How physical activity protects the brain from aging
01-07-2022

How physical activity protects the brain from aging

Physical exercise has many benefits, including keeping muscles and bones strong, improving heart health, lowering blood pressure and promoting mental health. There are countless studies that confirm the important benefits associated with exercise and demonstrate that we should continue being physically active, particularly as we age. 

In a new study, scientists from UC San Francisco report that when elderly people stay physically active, their brains produce more of the proteins needed to enhance the connections between neurons (brain cells) and thereby maintain healthy cognitive function. 

“Our work is the first that uses human data to show that synaptic protein regulation is related to physical activity and may drive the beneficial cognitive outcomes we see,” said Kaitlin Casaletto, PhD, an assistant professor of neurology and lead author of the study. In the past, the beneficial effects of physical activity on cognition have been shown in mice but have been much harder to demonstrate in people. 

Casaletto, a neuropsychologist and member of the Weill Institute for Neurosciences, worked with William Honer, MD, a professor of psychiatry at the University of British Columbia and senior author of the study. They used data from the Memory and Aging Project at Rush University in Chicago that followed the late-life physical activity of elderly participants who, before they died, also donated their brains for scientific study after death.

Honer and Casaletto found that elderly people who remained active had higher levels of proteins that facilitate the exchange of information between neurons. Neurons are separated from each other by tiny gaps, known as synapses, and nerve impulses that travel along the nerve cells have to cross the gaps in order for the information to reach its destination (either the brain or peripheral muscles and glands). Proteins present in neurons just before and just after each synapse provide the chemical mechanism whereby information is transmitted and also link the neurons into cognitive networks. 

The results support previous research of Honer’s showing that people who had higher levels of these particular proteins in their brains when they died had been better able to maintain their cognition late in life. 

The presence of higher levels of these proteins was not only restricted to the area of the brain known as the hippocampus, which is the seat of memory. Other regions of the brain associated with cognitive function also showed higher levels of synaptic proteins present in elderly people who had remained physically active. 

“It may be that physical activity exerts a global sustaining effect, supporting and stimulating healthy function of proteins that facilitate synaptic transmission throughout the brain,” Honer said.
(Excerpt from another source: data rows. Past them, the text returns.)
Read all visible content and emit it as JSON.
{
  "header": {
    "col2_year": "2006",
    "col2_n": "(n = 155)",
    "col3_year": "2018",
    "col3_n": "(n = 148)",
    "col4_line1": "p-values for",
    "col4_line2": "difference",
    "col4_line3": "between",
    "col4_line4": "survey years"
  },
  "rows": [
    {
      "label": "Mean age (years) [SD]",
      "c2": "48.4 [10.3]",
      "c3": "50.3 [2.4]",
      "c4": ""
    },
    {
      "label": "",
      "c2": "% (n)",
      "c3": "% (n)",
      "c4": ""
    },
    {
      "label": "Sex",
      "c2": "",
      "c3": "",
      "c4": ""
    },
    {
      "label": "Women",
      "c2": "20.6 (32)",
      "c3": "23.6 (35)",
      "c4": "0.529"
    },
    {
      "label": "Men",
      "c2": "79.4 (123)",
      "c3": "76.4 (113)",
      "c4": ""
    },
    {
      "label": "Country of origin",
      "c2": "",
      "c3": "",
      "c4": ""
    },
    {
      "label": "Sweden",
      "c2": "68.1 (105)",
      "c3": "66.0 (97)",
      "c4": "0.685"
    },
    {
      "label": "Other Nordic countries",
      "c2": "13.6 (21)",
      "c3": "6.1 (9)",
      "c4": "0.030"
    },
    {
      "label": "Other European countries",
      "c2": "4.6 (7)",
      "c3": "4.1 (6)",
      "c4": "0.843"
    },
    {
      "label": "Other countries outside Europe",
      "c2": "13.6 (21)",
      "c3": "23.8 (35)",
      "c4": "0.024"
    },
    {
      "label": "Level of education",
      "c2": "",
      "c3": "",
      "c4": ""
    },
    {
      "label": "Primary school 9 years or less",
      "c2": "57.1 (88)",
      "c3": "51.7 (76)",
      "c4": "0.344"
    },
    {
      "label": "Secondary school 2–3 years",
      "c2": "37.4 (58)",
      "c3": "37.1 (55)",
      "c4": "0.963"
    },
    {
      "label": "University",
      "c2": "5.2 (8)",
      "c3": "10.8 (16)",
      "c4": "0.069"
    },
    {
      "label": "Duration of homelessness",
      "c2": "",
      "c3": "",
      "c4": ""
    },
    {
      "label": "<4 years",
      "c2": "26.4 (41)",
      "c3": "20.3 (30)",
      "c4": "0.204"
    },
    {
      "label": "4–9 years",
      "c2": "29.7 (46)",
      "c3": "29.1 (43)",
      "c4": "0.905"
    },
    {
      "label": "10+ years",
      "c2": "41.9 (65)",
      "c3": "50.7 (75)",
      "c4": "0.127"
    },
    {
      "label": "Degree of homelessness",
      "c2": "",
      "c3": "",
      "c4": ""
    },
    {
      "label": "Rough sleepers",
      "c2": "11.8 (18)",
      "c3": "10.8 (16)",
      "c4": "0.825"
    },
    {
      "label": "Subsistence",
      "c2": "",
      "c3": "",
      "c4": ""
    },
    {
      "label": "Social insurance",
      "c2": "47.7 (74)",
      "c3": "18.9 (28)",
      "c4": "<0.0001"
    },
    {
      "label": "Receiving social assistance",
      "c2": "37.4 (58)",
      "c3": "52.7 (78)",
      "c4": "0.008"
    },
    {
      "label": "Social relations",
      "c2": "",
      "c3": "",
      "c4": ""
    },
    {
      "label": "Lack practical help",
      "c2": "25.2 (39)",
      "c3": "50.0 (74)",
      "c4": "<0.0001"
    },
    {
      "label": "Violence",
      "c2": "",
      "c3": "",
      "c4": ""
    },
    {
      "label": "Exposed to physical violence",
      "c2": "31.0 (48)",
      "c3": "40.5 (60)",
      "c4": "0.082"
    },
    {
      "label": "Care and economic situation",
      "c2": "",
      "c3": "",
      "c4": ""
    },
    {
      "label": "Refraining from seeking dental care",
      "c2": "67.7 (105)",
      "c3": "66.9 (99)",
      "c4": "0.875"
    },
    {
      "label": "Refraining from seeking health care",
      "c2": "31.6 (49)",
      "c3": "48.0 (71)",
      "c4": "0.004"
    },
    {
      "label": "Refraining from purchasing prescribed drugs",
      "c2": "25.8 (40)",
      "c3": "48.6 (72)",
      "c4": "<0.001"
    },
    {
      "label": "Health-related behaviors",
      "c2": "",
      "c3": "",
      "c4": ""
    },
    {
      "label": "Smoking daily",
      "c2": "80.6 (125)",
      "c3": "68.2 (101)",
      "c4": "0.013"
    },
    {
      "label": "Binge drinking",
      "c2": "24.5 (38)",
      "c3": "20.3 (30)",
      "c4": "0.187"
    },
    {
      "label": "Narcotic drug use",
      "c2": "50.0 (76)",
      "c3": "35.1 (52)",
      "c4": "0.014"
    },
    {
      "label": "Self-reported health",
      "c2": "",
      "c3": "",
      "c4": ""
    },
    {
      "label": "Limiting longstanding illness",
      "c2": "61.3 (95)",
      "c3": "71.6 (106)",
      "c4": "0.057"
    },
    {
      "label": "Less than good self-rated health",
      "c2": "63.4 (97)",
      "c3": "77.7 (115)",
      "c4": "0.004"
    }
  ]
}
Most older adults accumulate amyloid and tau in their brains. These toxic proteins that are the hallmarks of Alzheimer’s disease form tangled masses within neurons and eventually block the synapses and prevent them from functioning effectively. This leads to the degeneration and death of the affected nerve cells. 

Casaletto previously found that the levels of synaptic proteins present in the spinal fluid of living adults, or in the brain tissue of autopsied adults, were indicative of synaptic functioning. Furthermore, when levels were low and synapses had degenerated, this was associated with the presence of the destructive amyloid and tau protein tangles. Thus, synaptic integrity appears to influence the relationship between amyloid and tau proteins, and between tau proteins and the further degeneration of neurons. 

“In older adults with higher levels of the proteins associated with synaptic integrity, this cascade of neurotoxicity that leads to Alzheimer’s disease appears to be attenuated,” Casaletto said. “Taken together, these two studies show the potential importance of maintaining synaptic health to support the brain against Alzheimer’s disease.” 

“Maintaining the integrity of these connections between neurons may be vital to fending off dementia, since the synapse is really the site where cognition happens,” she said. “Physical activity – a readily available tool – may help boost this synaptic functioning.”

The study is published today in Alzheimer’s & Dementia: The Journal of the Alzheimer’s Association.